A violência contra mulheres e meninas é uma das principais causas de infecção pelo HIV. As mulheres jovens estão especialmente em risco, já que são vítimas de violência sexual, tráfico para exploração sexual, casamento infantil e outras práticas prejudiciais. O sexo coercivo aumenta o risco de contrair o vírus como resultado direto de trauma físico, lesões e sangramento.

A subordinação que muitas mulheres e meninas são submetidas em suas famílias ou até mesmo na sociedade acaba restringindo o acesso à informação sobre saúde sexual e reprodutiva, bem como o uso de serviços de saúde. O medo da violência faz com que muitas evitem serem testadas ou tratadas e também inibe sua capacidade de negociar práticas sexuais mais seguras.

As mulheres que vivem com o HIV podem ser marginalizadas, abandonadas por suas famílias ou parceiros, expulsas de suas casas, espancadas e até mesmo mortas em alguns países. Esse estigma impede que muitas procurem cuidados médicos básicos, até mesmo quando a violência está relacionada ao HIV.

DESIGUALDADE DE GÊNERO

A desigualdade de gênero também contribui muito para a disseminação do HIV entre as mulheres. Muitas vezes, elas têm menos informações sobre o HIV e menos recursos para tomar medidas preventivas.

Além disso, evidências sugerem que o casamento pode ser um grande fator de risco, especialmente para mulheres jovens e meninas. E mulheres que se reconhecem portadoras de HIV ainda lutam muito contra o estigma e a exclusão familiar e social.

Mesmo tendo o vírus, as mulheres geralmente assumem uma carga muito elevada de cuidado para outros doentes ou parceiros também infectados, sem deixar de lado a responsabilidade com os filhos ou o lar.
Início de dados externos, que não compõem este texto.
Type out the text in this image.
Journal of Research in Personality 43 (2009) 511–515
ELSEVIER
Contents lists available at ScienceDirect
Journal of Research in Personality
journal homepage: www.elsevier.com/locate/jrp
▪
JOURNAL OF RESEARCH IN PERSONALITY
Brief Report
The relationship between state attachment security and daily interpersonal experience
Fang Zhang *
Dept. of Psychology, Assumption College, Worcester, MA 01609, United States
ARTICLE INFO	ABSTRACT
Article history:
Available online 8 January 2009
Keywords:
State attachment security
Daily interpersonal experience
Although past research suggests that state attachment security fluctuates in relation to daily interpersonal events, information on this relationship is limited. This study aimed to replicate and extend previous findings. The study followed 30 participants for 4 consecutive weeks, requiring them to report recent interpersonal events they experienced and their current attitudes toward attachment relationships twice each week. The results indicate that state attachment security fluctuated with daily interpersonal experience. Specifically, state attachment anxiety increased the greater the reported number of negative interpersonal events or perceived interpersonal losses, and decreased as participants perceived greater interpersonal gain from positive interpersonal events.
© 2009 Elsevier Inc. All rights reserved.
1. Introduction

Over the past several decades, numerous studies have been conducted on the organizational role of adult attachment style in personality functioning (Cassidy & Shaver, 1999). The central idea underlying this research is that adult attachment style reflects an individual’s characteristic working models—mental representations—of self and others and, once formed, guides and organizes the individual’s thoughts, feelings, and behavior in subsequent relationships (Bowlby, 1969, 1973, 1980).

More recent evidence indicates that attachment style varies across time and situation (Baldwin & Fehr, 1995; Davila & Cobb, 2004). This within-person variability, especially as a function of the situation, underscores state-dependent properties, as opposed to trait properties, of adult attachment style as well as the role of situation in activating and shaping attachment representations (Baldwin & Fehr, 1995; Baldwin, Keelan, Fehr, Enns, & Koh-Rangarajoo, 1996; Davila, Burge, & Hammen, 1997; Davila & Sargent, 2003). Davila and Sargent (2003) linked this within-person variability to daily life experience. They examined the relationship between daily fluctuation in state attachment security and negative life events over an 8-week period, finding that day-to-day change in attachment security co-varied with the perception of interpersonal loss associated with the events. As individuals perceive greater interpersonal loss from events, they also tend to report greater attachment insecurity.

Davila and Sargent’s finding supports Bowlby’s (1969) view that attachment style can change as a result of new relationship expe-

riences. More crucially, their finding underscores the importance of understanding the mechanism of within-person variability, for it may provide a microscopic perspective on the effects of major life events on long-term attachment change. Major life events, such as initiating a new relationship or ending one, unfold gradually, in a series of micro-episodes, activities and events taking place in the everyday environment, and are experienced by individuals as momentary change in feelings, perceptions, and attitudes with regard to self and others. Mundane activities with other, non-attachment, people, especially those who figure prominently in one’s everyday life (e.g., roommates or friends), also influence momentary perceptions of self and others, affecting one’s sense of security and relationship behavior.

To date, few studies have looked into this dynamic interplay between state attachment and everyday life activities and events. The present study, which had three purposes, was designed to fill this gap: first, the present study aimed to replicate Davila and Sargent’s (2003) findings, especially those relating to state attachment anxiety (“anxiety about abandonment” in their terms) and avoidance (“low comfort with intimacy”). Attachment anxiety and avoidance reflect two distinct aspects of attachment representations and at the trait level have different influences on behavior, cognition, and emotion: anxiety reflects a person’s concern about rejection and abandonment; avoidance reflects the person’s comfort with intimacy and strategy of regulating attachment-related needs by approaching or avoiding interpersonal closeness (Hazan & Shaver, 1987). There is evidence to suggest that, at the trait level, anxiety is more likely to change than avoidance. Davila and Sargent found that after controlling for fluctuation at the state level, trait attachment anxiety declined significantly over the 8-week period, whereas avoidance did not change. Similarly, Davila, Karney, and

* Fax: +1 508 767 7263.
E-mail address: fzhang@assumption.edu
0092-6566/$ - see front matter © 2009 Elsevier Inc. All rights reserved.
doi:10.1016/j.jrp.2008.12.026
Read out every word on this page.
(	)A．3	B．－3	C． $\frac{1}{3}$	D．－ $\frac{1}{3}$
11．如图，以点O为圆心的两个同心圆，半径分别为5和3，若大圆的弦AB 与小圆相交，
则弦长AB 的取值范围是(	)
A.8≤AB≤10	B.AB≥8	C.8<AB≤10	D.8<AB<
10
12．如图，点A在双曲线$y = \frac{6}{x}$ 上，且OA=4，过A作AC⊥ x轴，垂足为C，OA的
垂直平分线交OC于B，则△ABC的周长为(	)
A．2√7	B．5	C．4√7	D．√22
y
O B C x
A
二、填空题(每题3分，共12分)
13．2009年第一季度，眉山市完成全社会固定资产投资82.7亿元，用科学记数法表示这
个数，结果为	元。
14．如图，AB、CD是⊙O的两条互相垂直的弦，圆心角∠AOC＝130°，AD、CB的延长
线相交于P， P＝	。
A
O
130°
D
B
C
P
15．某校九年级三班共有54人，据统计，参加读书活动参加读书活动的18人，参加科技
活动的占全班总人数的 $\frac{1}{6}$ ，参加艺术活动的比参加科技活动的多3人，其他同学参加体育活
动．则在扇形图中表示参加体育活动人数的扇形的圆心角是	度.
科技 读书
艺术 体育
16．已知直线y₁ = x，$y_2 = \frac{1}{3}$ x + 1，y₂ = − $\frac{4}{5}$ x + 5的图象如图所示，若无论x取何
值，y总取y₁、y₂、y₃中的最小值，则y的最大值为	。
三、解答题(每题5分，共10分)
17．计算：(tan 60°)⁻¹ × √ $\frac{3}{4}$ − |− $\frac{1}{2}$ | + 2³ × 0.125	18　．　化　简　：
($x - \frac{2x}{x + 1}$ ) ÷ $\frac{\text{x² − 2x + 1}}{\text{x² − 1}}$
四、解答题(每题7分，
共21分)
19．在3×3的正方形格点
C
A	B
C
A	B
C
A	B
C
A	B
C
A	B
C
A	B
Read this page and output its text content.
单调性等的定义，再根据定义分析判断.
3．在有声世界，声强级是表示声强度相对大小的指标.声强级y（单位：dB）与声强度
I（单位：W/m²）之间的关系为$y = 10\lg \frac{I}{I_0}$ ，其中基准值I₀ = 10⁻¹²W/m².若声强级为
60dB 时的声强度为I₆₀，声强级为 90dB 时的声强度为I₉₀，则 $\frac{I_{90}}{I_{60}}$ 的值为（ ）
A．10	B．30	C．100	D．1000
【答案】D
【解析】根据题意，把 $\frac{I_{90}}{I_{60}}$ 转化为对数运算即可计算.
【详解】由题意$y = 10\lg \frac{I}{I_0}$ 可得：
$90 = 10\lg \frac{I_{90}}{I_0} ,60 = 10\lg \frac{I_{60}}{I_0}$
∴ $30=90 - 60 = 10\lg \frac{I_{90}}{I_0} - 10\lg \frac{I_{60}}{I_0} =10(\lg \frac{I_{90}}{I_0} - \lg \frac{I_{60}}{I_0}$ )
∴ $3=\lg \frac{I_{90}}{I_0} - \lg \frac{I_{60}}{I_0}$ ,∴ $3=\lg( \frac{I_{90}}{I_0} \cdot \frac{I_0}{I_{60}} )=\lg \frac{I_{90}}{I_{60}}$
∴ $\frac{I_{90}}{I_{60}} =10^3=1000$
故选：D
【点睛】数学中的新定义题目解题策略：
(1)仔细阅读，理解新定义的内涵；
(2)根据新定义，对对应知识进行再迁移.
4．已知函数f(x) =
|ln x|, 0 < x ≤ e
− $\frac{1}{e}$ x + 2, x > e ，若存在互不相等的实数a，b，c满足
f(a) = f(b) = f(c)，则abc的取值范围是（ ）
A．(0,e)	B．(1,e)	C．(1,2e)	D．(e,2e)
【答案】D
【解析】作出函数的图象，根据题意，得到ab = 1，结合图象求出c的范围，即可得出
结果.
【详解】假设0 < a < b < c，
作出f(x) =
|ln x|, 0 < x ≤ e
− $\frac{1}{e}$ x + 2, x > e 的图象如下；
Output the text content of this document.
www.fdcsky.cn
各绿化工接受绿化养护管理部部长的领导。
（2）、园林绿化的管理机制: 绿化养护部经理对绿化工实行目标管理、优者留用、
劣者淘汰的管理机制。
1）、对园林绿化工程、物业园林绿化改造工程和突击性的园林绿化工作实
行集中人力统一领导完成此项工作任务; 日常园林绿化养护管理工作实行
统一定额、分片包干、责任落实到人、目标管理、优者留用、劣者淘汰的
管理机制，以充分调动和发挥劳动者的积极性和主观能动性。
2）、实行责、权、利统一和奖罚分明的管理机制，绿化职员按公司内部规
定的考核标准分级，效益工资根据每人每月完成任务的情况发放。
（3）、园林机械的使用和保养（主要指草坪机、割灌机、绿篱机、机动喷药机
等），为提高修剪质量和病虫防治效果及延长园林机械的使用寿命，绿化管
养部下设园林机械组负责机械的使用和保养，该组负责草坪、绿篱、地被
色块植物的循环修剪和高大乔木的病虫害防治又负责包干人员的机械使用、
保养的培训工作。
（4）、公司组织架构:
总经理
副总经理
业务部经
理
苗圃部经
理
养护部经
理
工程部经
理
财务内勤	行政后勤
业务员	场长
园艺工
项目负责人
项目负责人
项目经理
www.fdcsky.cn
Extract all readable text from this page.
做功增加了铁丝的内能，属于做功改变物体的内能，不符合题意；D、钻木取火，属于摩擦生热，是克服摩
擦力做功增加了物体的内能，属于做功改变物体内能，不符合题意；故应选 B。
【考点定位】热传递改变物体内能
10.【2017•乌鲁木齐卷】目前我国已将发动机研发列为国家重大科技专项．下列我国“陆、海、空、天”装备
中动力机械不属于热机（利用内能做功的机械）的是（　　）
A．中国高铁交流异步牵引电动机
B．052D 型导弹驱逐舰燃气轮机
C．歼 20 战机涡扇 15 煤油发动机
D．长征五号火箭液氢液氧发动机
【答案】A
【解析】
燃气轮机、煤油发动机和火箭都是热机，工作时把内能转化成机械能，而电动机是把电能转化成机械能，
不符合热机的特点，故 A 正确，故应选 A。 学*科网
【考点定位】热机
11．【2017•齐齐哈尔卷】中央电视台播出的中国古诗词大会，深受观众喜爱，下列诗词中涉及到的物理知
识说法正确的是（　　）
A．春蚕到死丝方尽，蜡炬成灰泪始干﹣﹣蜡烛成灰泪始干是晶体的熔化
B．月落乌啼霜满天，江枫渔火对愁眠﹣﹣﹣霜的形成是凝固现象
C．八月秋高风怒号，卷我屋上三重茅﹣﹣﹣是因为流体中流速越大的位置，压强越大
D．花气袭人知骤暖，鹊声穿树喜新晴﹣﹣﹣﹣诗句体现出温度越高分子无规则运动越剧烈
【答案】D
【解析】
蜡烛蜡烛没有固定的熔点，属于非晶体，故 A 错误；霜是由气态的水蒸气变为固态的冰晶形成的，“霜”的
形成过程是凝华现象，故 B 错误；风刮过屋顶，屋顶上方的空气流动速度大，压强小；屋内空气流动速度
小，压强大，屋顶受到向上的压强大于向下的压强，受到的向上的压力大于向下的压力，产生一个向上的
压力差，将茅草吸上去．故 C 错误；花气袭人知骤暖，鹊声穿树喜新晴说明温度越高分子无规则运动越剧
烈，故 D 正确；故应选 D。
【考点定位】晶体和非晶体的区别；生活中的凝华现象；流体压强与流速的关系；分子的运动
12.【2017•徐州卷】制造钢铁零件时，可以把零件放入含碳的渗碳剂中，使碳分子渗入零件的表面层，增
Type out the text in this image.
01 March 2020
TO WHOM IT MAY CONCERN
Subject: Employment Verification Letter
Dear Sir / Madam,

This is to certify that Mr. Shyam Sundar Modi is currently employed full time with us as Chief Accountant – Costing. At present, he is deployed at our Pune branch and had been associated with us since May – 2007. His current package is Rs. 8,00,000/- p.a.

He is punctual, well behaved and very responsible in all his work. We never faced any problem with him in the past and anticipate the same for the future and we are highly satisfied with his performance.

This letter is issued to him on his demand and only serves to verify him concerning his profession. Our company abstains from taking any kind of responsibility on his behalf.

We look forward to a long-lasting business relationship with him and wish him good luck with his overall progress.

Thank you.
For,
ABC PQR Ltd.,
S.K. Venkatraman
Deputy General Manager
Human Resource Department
Isso tudo reduz ainda mais as perspectivas de emprego ou investimento em educação.

Existem diferenças significativas tanto nas novas infecções por HIV entre as mulheres quanto na proporção de mulheres vivendo com HIV (acima de 15 anos) em comparação aos homens, e as diferenças são ainda mais notáveis ​​entre as mulheres jovens (15-24 anos) quando comparadas com homens da mesma faixa etária.

O QUE DIZEM AS ESTATÍSTICAS?

Dados compilados pelo Programa Conjunto das Nações Unidas sobre HIV/AIDS (UNAIDS) mostram que cerca de 870 mil mulheres são infectadas por HIV todos os anos no mundo, e só metade tem acesso ao tratamento capaz de salvar vidas. Isso coloca a AIDS como a maior causa de mortes entre mulheres em idade reprodutiva (de 15 a 49 anos) globalmente.

Semanalmente, cerca de 7 mil mulheres jovens entre 15 e 24 anos são infectadas pelo HIV. Na África Subsaariana, três a cada quatro novas infecções são entre meninas com idade entre 15 e 19 anos. Aliás, mulheres jovens entre 15 e 24 anos têm o dobro de probabilidade de estarem vivendo com HIV do que homens.

Cerca de 35% das mulheres em todo o mundo sofreram violência física e/ou sexual em algum momento de suas vidas e em algumas regiões do mundo, as mulheres que sofrem violência são 1,5 mais suscetíveis a se infectar pelo HIV.

Segundo dados recentes apresentados pela Unicef na 22ª Conferência Internacional da Aids em Amsterdã, uma adolescente de 15 a 19 anos é infectada a cada três minutos com o HIV.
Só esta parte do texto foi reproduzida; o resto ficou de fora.